In a contemporary story harder to credit than that song, the schools of Tennessee are trying to win the heart, or at least the dollars, of the US Department of Education with a ‘reform’ plan of monumental goofiness. It started with the Department of Education’s astonishing demand that RATprograms have as an “absolute priority” the intention to “measure” students’ “knowledge and skills” across a set of standards including some “against which student achievement has been traditionally difficult to measure.” Not asking whether the difficulty was due to an epistemological problem, Tennessee spent seven years wooing DoE with a plan which is now “in place”.
What a plan! What a place! Unlike the ballroom in the song, which had only one three-legged dancer in the corner, Tennessee’s educational dance-floor is crowded with unfortunate educators who have been fitted by mandate with third legs. It is hard to know who is stumbling worse: the teachers or the principals. Teachers must compose lesson plans to such a demanding rubric that plans taking four or more hours to produce for a single lesson may be rejected. Principals must conduct five observations per year of every teacher, each with a conference before and after. During the observations they must rate the teacher on over 100 criteria—one every thirty seconds—and justify those ratings. ‘Value-added’ tests, given twice a year, assess skills and knowledge only in English and math.
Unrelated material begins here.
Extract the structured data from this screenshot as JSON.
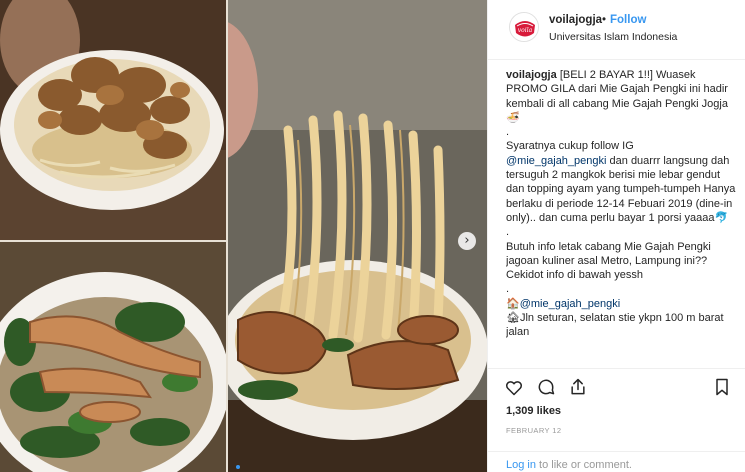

Teachers in other subjects are rated by how their school’s students do on the English and math tests. (I wonder what they study in geography class—assuming there is one.) No wonder they can’t walk, much less dance.
Tennessee’s band leader, Education Commissioner Kevin Huffman, insists that the dance go on whether or not everyone on the floor can dance with three legs. He blames on teachers’ laziness and fear of the unknown their reluctance to accept the state’s pedagogical prostheses. Resistance or grumbling can even be heard among principals, not normally a rebellious group, though some of them welcome the program because it has brought principals back into the classroom, which is like welcoming a third leg because it leads to more exercise.
Given the choice of the Smothers Brothers’ “Last Great Waltz” or the Three-legged Tennessee Waltz, I’ll take the Smothers Brothers. One reason is that the tune is catchier. Another is that is less painful to hear. The third is, as Miss Prism said, that “the good end happily, and the bad unhappily. That is what fiction means.”